Where it stalls: mismatched or incomplete requisition data, forcing a hold-and-clarify loop with the ordering provider before the case can proceed.
2. Grossing
A pathologist or pathologists' assistant examines the specimen grossly, describes it, and selects representative sections for processing. This stage produces the gross description that becomes part of the final report, and determines exactly which tissue sections move forward.
Where it stalls: grossing volume backing up behind a single pathologist or PA, especially for complex specimens requiring extensive sectioning.
3. Processing
Tissue sections are dehydrated, cleared, and infiltrated with paraffin — typically overnight, on a fixed processor cycle. This stage is largely automated but time-locked; a specimen that misses the processor's start time loses a full cycle.
4. Embedding
Processed tissue sections are oriented and embedded in paraffin blocks. Correct orientation here directly determines whether the eventual slide shows the diagnostically relevant plane of tissue — a rework at this stage means a full processing cycle wasted.
5. Cutting (microtomy)
Thin sections are cut from the paraffin block and mounted on slides. This is a skill-dependent, manual step where technique directly affects slide quality — a poorly cut section can force a re-cut and can, in tissue-limited cases, exhaust the available block.
6. Staining
Slides are stained — routinely H&E, with special stains or immunohistochemistry (IHC) added when the case requires additional diagnostic information. Staining protocols are highly standardized but instrument- and reagent-lot dependent, which ties this stage back into the lab's broader QC program.
Where it stalls: IHC requests that come back after initial H&E review, effectively restarting part of the workflow on the same case.
7. Pathologist review and diagnosis
The pathologist reviews slides against the gross description and clinical history, arrives at a diagnosis, and may request additional stains, sections, or a consult before finalizing.
Where it stalls: consult requests to a subspecialist pathologist, which can add days depending on availability — a common and legitimate source of TAT variability that still needs to be tracked, not just excused.
8. Report generation and sign-out
The final report is compiled — gross description, microscopic findings, diagnosis, and any synoptic reporting elements required for the specimen type (particularly for oncology cases, where structured synoptic data feeds staging and treatment decisions).
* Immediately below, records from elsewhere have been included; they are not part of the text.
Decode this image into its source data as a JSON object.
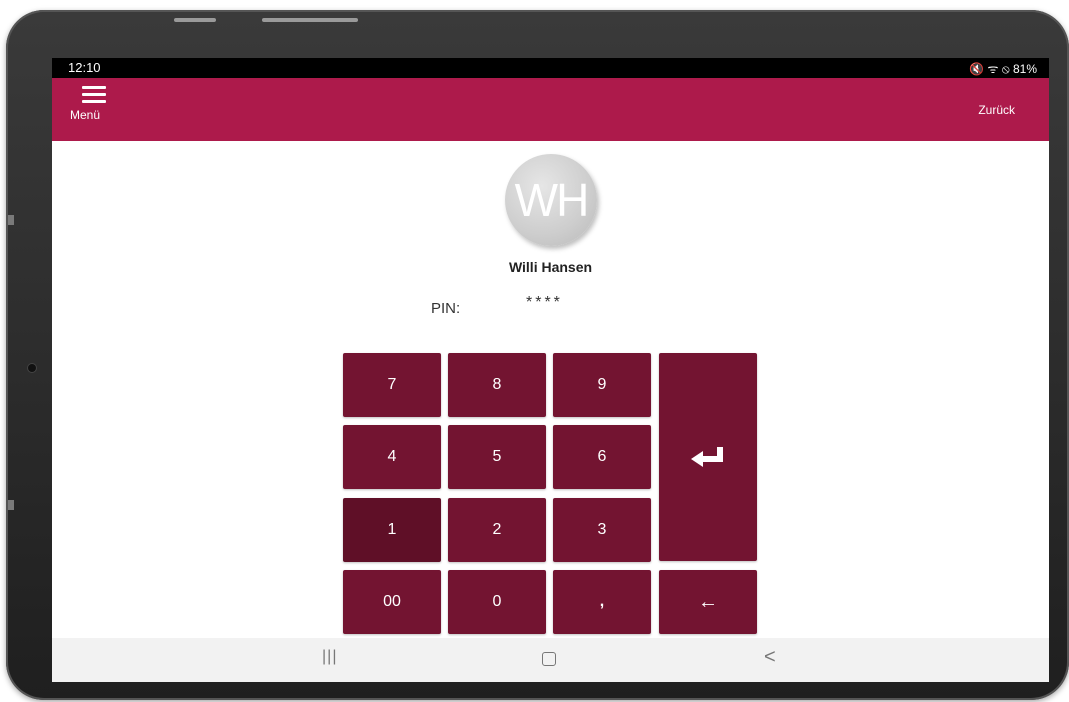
{
  "status_bar": {
    "time": "12:10",
    "icons_text": "🔇 ᯤ ⦸ 81%",
    "battery": "81%"
  },
  "app_bar": {
    "menu_label": "Menü",
    "back_label": "Zurück",
    "accent_color": "#ad1a4b"
  },
  "user": {
    "initials": "WH",
    "name": "Willi Hansen"
  },
  "pin": {
    "label": "PIN:",
    "value": "****"
  },
  "keypad": {
    "key_color": "#731431",
    "keys": {
      "k7": "7",
      "k8": "8",
      "k9": "9",
      "k4": "4",
      "k5": "5",
      "k6": "6",
      "k1": "1",
      "k2": "2",
      "k3": "3",
      "k00": "00",
      "k0": "0",
      "comma": ",",
      "backspace": "←"
    },
    "pressed_key": "1"
  },
  "nav_bar": {
    "recents": "|||",
    "back": "<"
  }
}
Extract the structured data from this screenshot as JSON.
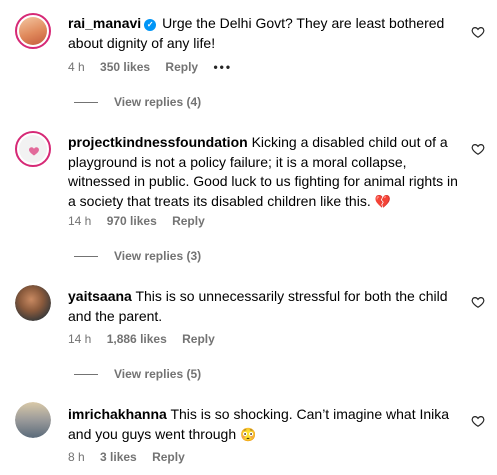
{
  "comments": [
    {
      "username": "rai_manavi",
      "verified": true,
      "text": "Urge the Delhi Govt? They are least bothered about dignity of any life!",
      "time": "4 h",
      "likes": "350 likes",
      "reply": "Reply",
      "more": "•••",
      "view_replies": "View replies (4)"
    },
    {
      "username": "projectkindnessfoundation",
      "text": "Kicking a disabled child out of a playground is not a policy failure; it is a moral collapse, witnessed in public. Good luck to us fighting for animal rights in a society that treats its disabled children like this.",
      "emoji": "💔",
      "time": "14 h",
      "likes": "970 likes",
      "reply": "Reply",
      "view_replies": "View replies (3)"
    },
    {
      "username": "yaitsaana",
      "text": "This is so unnecessarily stressful for both the child and the parent.",
      "time": "14 h",
      "likes": "1,886 likes",
      "reply": "Reply",
      "view_replies": "View replies (5)"
    },
    {
      "username": "imrichakhanna",
      "text": "This is so shocking. Can’t imagine what Inika and you guys went through",
      "emoji": "😳",
      "time": "8 h",
      "likes": "3 likes",
      "reply": "Reply"
    }
  ],
  "icons": {
    "like": "heart-outline-icon",
    "verified": "verified-badge-icon"
  },
  "colors": {
    "verified": "#0095f6",
    "story_ring": "#d62976",
    "muted_text": "#737373"
  }
}
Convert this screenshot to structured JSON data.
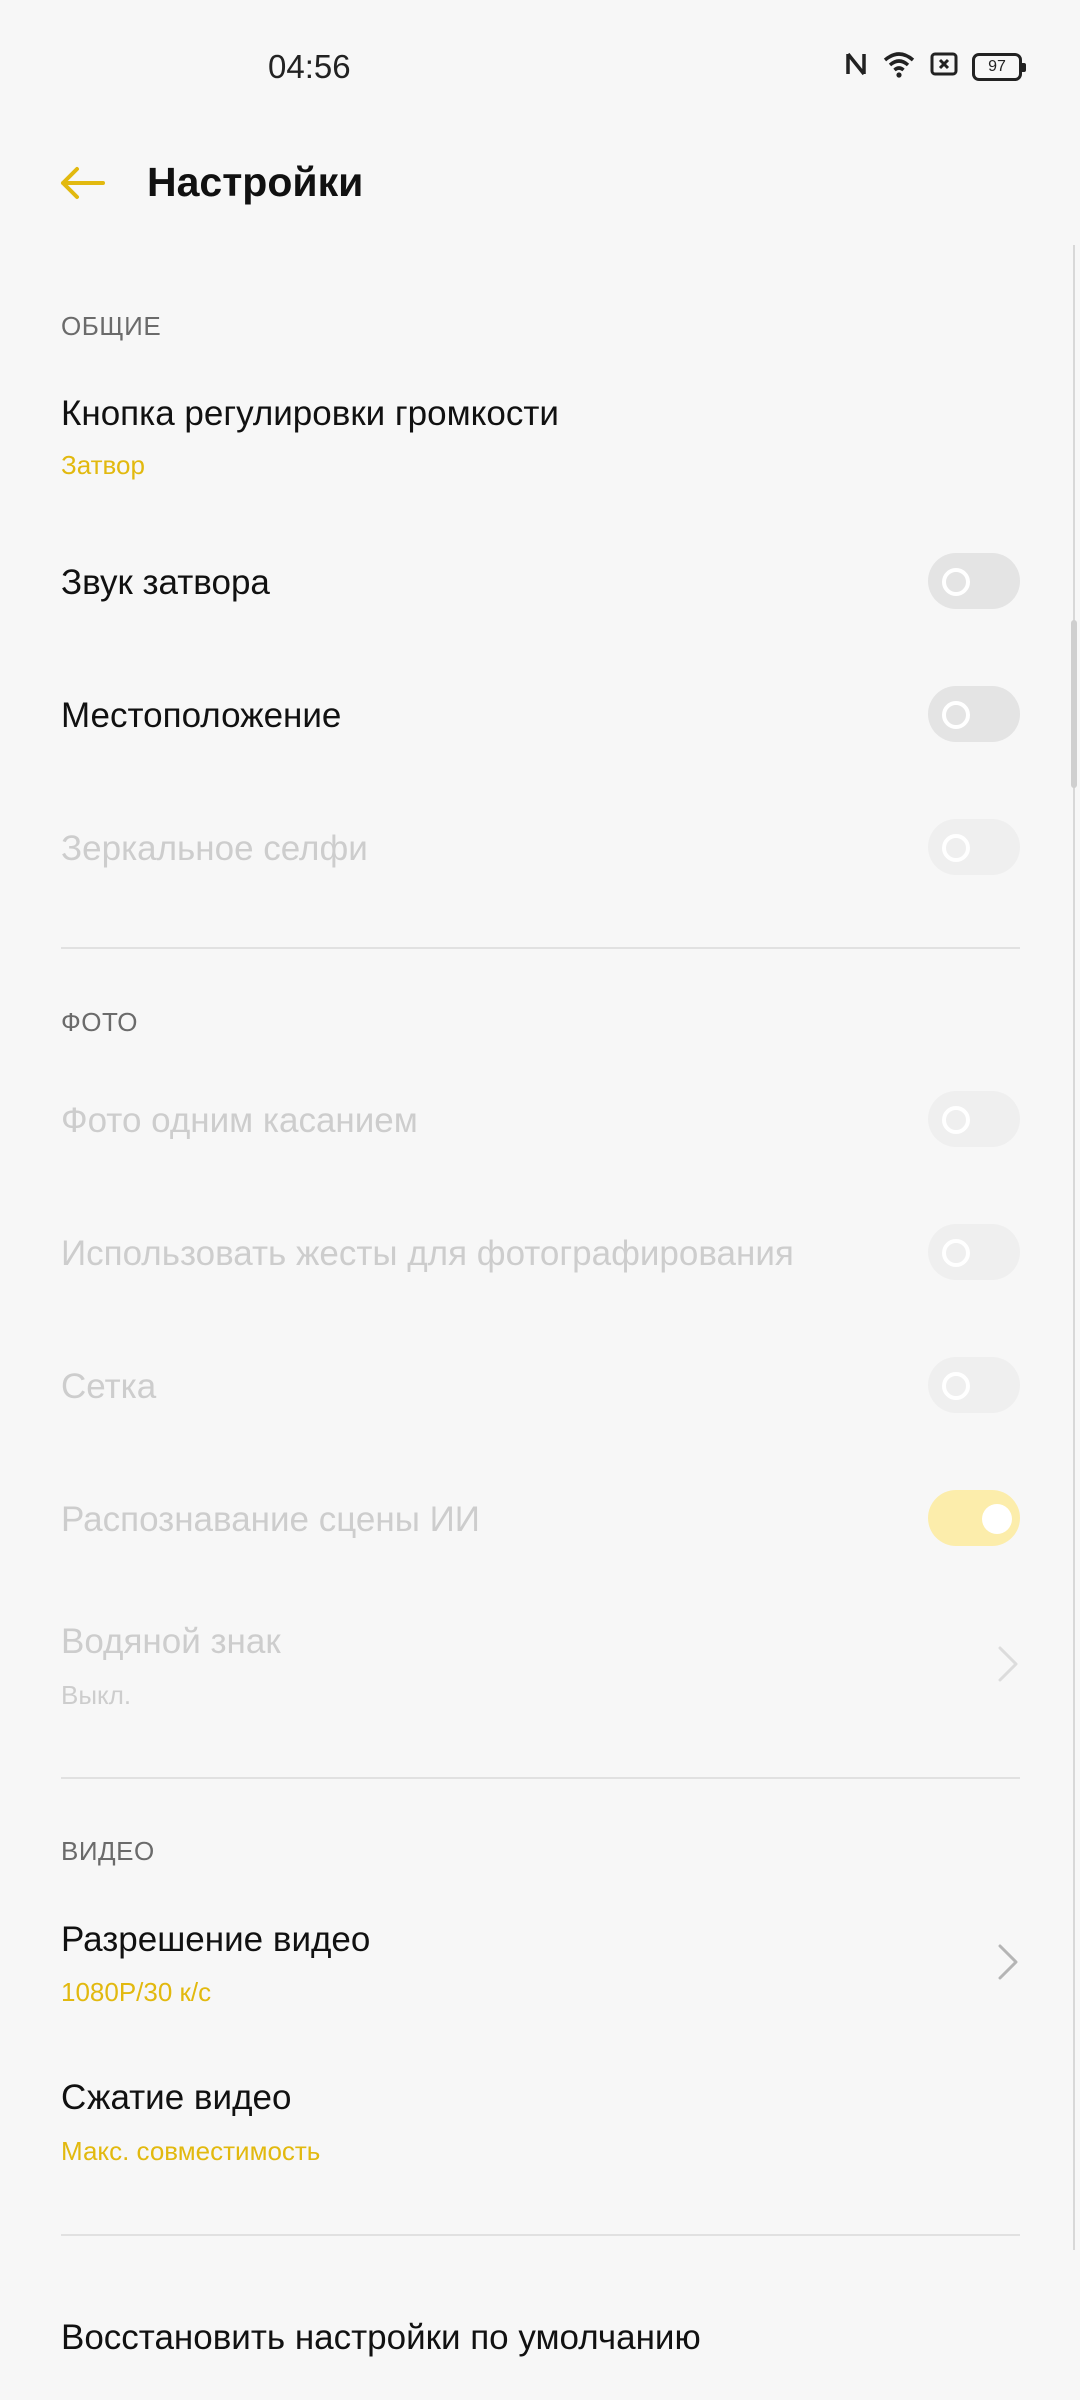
{
  "status_bar": {
    "time": "04:56",
    "battery": "97",
    "icons": [
      "nfc-icon",
      "wifi-icon",
      "sim-off-icon",
      "battery-icon"
    ]
  },
  "header": {
    "title": "Настройки",
    "back_icon": "arrow-left-icon"
  },
  "colors": {
    "accent": "#e2b90f",
    "disabled_text": "#cdcdcd",
    "toggle_off": "#e4e4e4",
    "toggle_on_disabled": "#fcedab"
  },
  "sections": {
    "general": {
      "header": "ОБЩИЕ",
      "volume_button": {
        "title": "Кнопка регулировки громкости",
        "value": "Затвор"
      },
      "shutter_sound": {
        "title": "Звук затвора",
        "enabled": false
      },
      "location": {
        "title": "Местоположение",
        "enabled": false
      },
      "mirror_selfie": {
        "title": "Зеркальное селфи",
        "enabled": false,
        "disabled": true
      }
    },
    "photo": {
      "header": "ФОТО",
      "one_touch": {
        "title": "Фото одним касанием",
        "enabled": false,
        "disabled": true
      },
      "gestures": {
        "title": "Использовать жесты для фотографирования",
        "enabled": false,
        "disabled": true
      },
      "grid": {
        "title": "Сетка",
        "enabled": false,
        "disabled": true
      },
      "ai_scene": {
        "title": "Распознавание сцены ИИ",
        "enabled": true,
        "disabled": true
      },
      "watermark": {
        "title": "Водяной знак",
        "value": "Выкл.",
        "disabled": true
      }
    },
    "video": {
      "header": "ВИДЕО",
      "resolution": {
        "title": "Разрешение видео",
        "value": "1080P/30 к/с"
      },
      "compression": {
        "title": "Сжатие видео",
        "value": "Макс. совместимость"
      }
    }
  },
  "restore_defaults": "Восстановить настройки по умолчанию"
}
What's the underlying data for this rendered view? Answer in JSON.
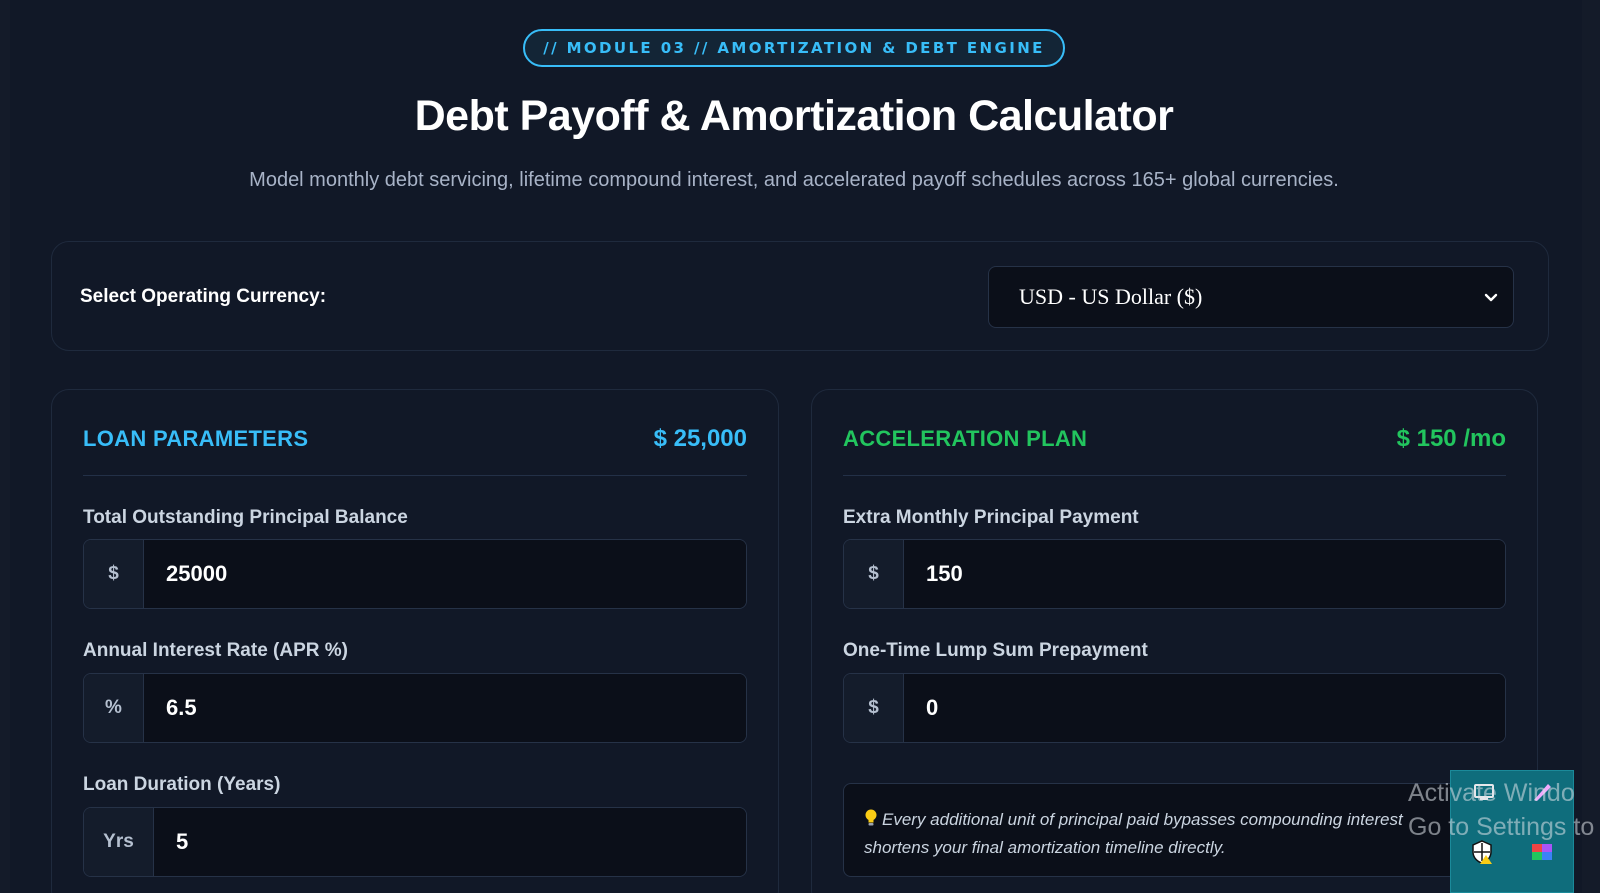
{
  "badge": "// MODULE 03 // AMORTIZATION & DEBT ENGINE",
  "title": "Debt Payoff & Amortization Calculator",
  "subtitle": "Model monthly debt servicing, lifetime compound interest, and accelerated payoff schedules across 165+ global currencies.",
  "currency": {
    "label": "Select Operating Currency:",
    "selected": "USD - US Dollar ($)"
  },
  "loan": {
    "title": "LOAN PARAMETERS",
    "amount": "$ 25,000",
    "principal": {
      "label": "Total Outstanding Principal Balance",
      "prefix": "$",
      "value": "25000"
    },
    "rate": {
      "label": "Annual Interest Rate (APR %)",
      "prefix": "%",
      "value": "6.5"
    },
    "duration": {
      "label": "Loan Duration (Years)",
      "prefix": "Yrs",
      "value": "5"
    }
  },
  "acceleration": {
    "title": "ACCELERATION PLAN",
    "amount": "$ 150 /mo",
    "extra": {
      "label": "Extra Monthly Principal Payment",
      "prefix": "$",
      "value": "150"
    },
    "lump": {
      "label": "One-Time Lump Sum Prepayment",
      "prefix": "$",
      "value": "0"
    },
    "tip_line1": "Every additional unit of principal paid bypasses compounding interest",
    "tip_line2": "shortens your final amortization timeline directly."
  },
  "watermark": {
    "line1": "Activate Windo",
    "line2": "Go to Settings to a"
  },
  "colors": {
    "accent_blue": "#38bdf8",
    "accent_green": "#22c55e",
    "background": "#111827"
  }
}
The pathologist signs out the case, which releases the report to the ordering provider.
Where TAT actually gets lost
Across these eight stages, the two most common sources of unexplained turnaround time are the same across most labs: specimens waiting between stages rather than being actively worked (a case grossed on Monday but not embedded until Wednesday because it sat in a batch queue), and rework triggered late — an IHC order added after initial review, a re-cut needed because the first section wasn't diagnostic. Neither of these shows up if the only thing tracked is "received to resulted" as a single number.
What a workflow system should actually show
Real visibility into an anatomic pathology workflow means tracking each case's time in each stage, not just start and end — so a lab can see whether a TAT problem is concentrated in grossing backlog, processor scheduling, cutting rework, or pathologist queue depth, and fix the actual bottleneck instead of generically "working faster" everywhere.